刺骨的寒风,卷着浓重的水汽扑面而来。
李靖端坐马上,遥望被从济水引到护城河的河水,不断漫涌,虽然水量的冲势不够淹过城头,但络绎不断地流来,却已是淹没了济阴城的四面,并向护城河外漫流,他向城南又望了眼。是否如他预料,城南的墙根三五日内就会塌陷,很快就能得到验证。

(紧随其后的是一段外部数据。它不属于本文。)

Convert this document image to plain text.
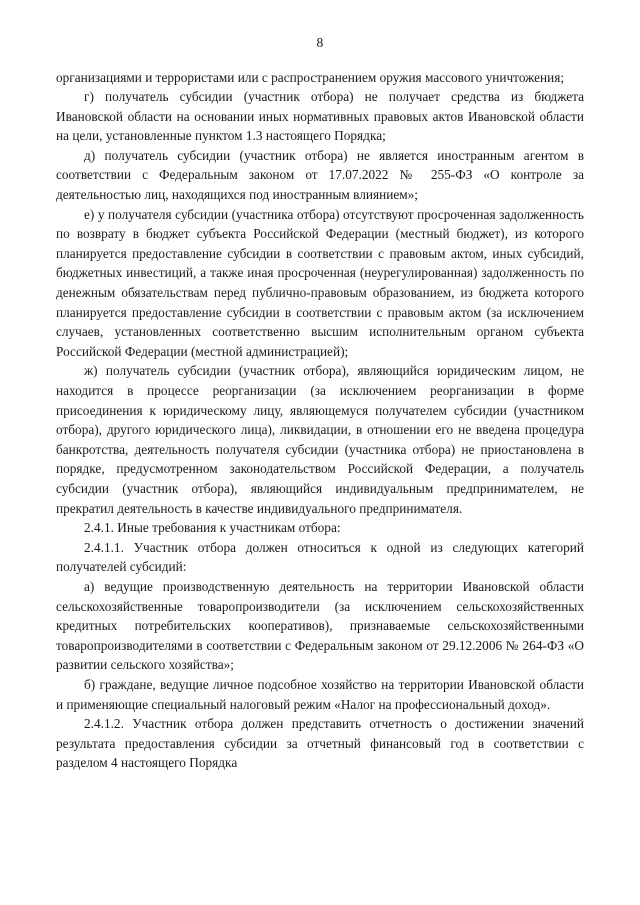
8

организациями и террористами или с распространением оружия массового уничтожения;

г) получатель субсидии (участник отбора) не получает средства из бюджета Ивановской области на основании иных нормативных правовых актов Ивановской области на цели, установленные пунктом 1.3 настоящего Порядка;

д) получатель субсидии (участник отбора) не является иностранным агентом в соответствии с Федеральным законом от 17.07.2022 № 255-ФЗ «О контроле за деятельностью лиц, находящихся под иностранным влиянием»;

е) у получателя субсидии (участника отбора) отсутствуют просроченная задолженность по возврату в бюджет субъекта Российской Федерации (местный бюджет), из которого планируется предоставление субсидии в соответствии с правовым актом, иных субсидий, бюджетных инвестиций, а также иная просроченная (неурегулированная) задолженность по денежным обязательствам перед публично-правовым образованием, из бюджета которого планируется предоставление субсидии в соответствии с правовым актом (за исключением случаев, установленных соответственно высшим исполнительным органом субъекта Российской Федерации (местной администрацией);

ж) получатель субсидии (участник отбора), являющийся юридическим лицом, не находится в процессе реорганизации (за исключением реорганизации в форме присоединения к юридическому лицу, являющемуся получателем субсидии (участником отбора), другого юридического лица), ликвидации, в отношении его не введена процедура банкротства, деятельность получателя субсидии (участника отбора) не приостановлена в порядке, предусмотренном законодательством Российской Федерации, а получатель субсидии (участник отбора), являющийся индивидуальным предпринимателем, не прекратил деятельность в качестве индивидуального предпринимателя.

2.4.1. Иные требования к участникам отбора:

2.4.1.1. Участник отбора должен относиться к одной из следующих категорий получателей субсидий:

а) ведущие производственную деятельность на территории Ивановской области сельскохозяйственные товаропроизводители (за исключением сельскохозяйственных кредитных потребительских кооперативов), признаваемые сельскохозяйственными товаропроизводителями в соответствии с Федеральным законом от 29.12.2006 № 264-ФЗ «О развитии сельского хозяйства»;

б) граждане, ведущие личное подсобное хозяйство на территории Ивановской области и применяющие специальный налоговый режим «Налог на профессиональный доход».

2.4.1.2. Участник отбора должен представить отчетность о достижении значений результата предоставления субсидии за отчетный финансовый год в соответствии с разделом 4 настоящего Порядка
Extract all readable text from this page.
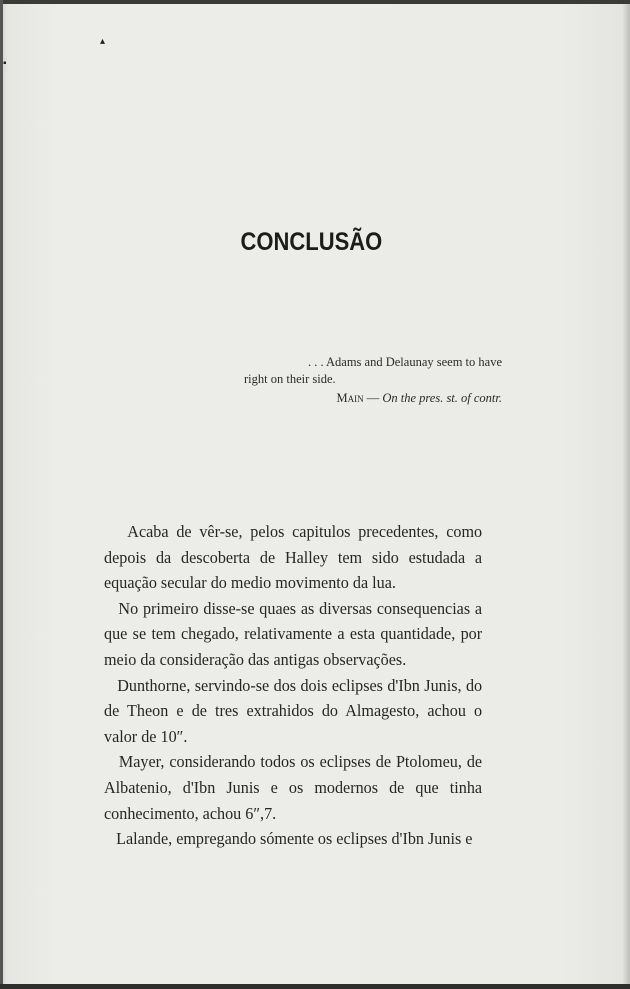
▴
▪
CONCLUSÃO
. . . Adams and Delaunay seem to have
right on their side.
Main — On the pres. st. of contr.

Acaba de vêr-se, pelos capitulos precedentes, como depois da descoberta de Halley tem sido estudada a equação secular do medio movimento da lua.

No primeiro disse-se quaes as diversas consequencias a que se tem chegado, relativamente a esta quantidade, por meio da consideração das antigas observações.

Dunthorne, servindo-se dos dois eclipses d'Ibn Junis, do de Theon e de tres extrahidos do Almagesto, achou o valor de 10″.

Mayer, considerando todos os eclipses de Ptolomeu, de Albatenio, d'Ibn Junis e os modernos de que tinha conhecimento, achou 6″,7.

Lalande, empregando sómente os eclipses d'Ibn Junis e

他下令:“留兵驻守上游堤坝及引流口,严密监视。其余各部,收兵还营,饱食休整,枕戈待旦。城墙根基被水浸透崩塌之时,便是全军攻城之刻!”
“末将遵命!”诸将轰然应诺。
忙碌两日,引水到城下,水漫城外的壮大场景,早使三军士气振奋!
大军依令,井然有序地退回营寨。
……
各营的望楼之上,分别安排了哨探,时刻注视济阴城的情形。
马周回到营中后,难以安坐,隔多半时辰,就登上望楼,向济阴县城眺看。
暮色渐至,他草草用过晚饭,又再次登望楼望之。
寒风如刀,他裹紧皮裘,极目远眺。暮色笼罩四野。济阴城如同蛰伏在浑浊水泊中的巨兽,城头点起了火把,可见守卒晃动的身影。城墙外的水面宽阔,在暮色中泛着幽光,边缘处已不再向外蔓延。水深自城根向外渐浅,至护城河百余步外,仅余泥泞。水流声、风声、隐约的城头鼓声汇聚,更显冬暮的沉寂与压抑。城墙,沉默地矗立着。